Theme 4: Cultural Change through Cultural Exchange
Toledo has had a long history of cultural exchange organizations that have sought to foster greater international understanding and peace. In additional to formalized relationships with cities and regions, Toledo’s immigrant populations have done much to remember their heritage through organizations that celebrate their homelands.

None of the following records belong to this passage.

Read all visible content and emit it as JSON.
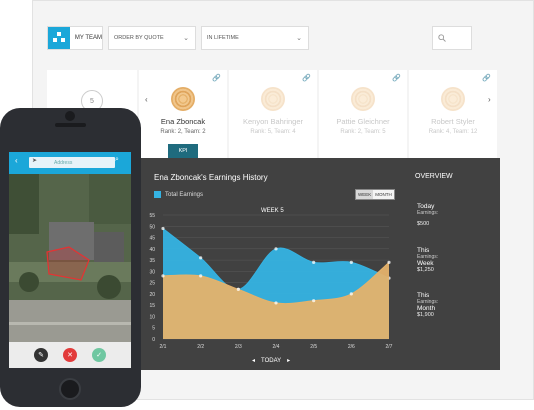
{
  "toolbar": {
    "team_label": "MY TEAM",
    "order_select": "ORDER BY QUOTE",
    "period_select": "IN LIFETIME"
  },
  "team_count": "5",
  "members": [
    {
      "name": "Ena Zboncak",
      "rank": "Rank: 2, Team: 2",
      "kpi": "KPI"
    },
    {
      "name": "Kenyon Bahringer",
      "rank": "Rank: 5, Team: 4"
    },
    {
      "name": "Pattie Gleichner",
      "rank": "Rank: 2, Team: 5"
    },
    {
      "name": "Robert Styler",
      "rank": "Rank: 4, Team: 12"
    }
  ],
  "chart_panel": {
    "title": "Ena Zboncak's Earnings History",
    "toggle": {
      "week": "WEEK",
      "month": "MONTH"
    },
    "week_label": "WEEK 5",
    "nav_label": "TODAY"
  },
  "overview": {
    "title": "OVERVIEW",
    "today_big": "Today",
    "today_small": "Earnings:",
    "today_value": "$500",
    "week_big1": "This",
    "week_small": "Earnings:",
    "week_big2": "Week",
    "week_value": "$1,250",
    "month_big1": "This",
    "month_small": "Earnings:",
    "month_big2": "Month",
    "month_value": "$1,900"
  },
  "chart_data": {
    "type": "area",
    "x": [
      "2/1",
      "2/2",
      "2/3",
      "2/4",
      "2/5",
      "2/6",
      "2/7"
    ],
    "series": [
      {
        "name": "Total Earnings",
        "values": [
          49,
          36,
          22,
          40,
          34,
          34,
          27
        ],
        "color": "#35b3e3"
      },
      {
        "name": "",
        "values": [
          28,
          28,
          22,
          16,
          17,
          20,
          34
        ],
        "color": "#e5b26b"
      }
    ],
    "yticks": [
      0,
      5,
      10,
      15,
      20,
      25,
      30,
      35,
      40,
      45,
      50,
      55
    ],
    "ylim": [
      0,
      55
    ],
    "legend": "top-left"
  },
  "phone": {
    "address_placeholder": "Address"
  },
  "colors": {
    "accent": "#1ba7d9",
    "panel": "#414141",
    "earnings": "#35b3e3",
    "secondary": "#e5b26b"
  }
}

One of the most important cultural exchange groups is the Association of Two Toledos, the oldest sister city organization in the world. The group developed because of the natural connection of two cities with the same name, and the earliest contact between the two occurred in 1876. In 1931, UT President Henry Doermann helped to formalize the relationship when he visited the country with a small delegation. He also convinced Spain to allow the University of Toledo to model its seal after the coat of arms of Ferdinand and Isabella. While the relationship between the two cities has been disrupted at times by war, it continues today. The association also helped to influence the establishment of Toledo Sisters Cities International, which now has formal relationships with cities in Germany, Hungary, Poland, China, Pakistan, and Lebanon.
Other cultural exchange organizations focus on a particular culture. Alliance Francaise, founded by Betty Mauk, celebrates French culture and provides language classes. Toledo Turners stressed the connection between physical fitness and German culture. And many of these groups hold yearly festivals where they invite others to experience their culture, including the International Festival, an umbrella celebration of the cultures of many immigrant groups.
The University of Toledo has also played a role in cultural exchange by both opening the door to foreign students to study at UT, and also by creating opportunities for American students to study abroad.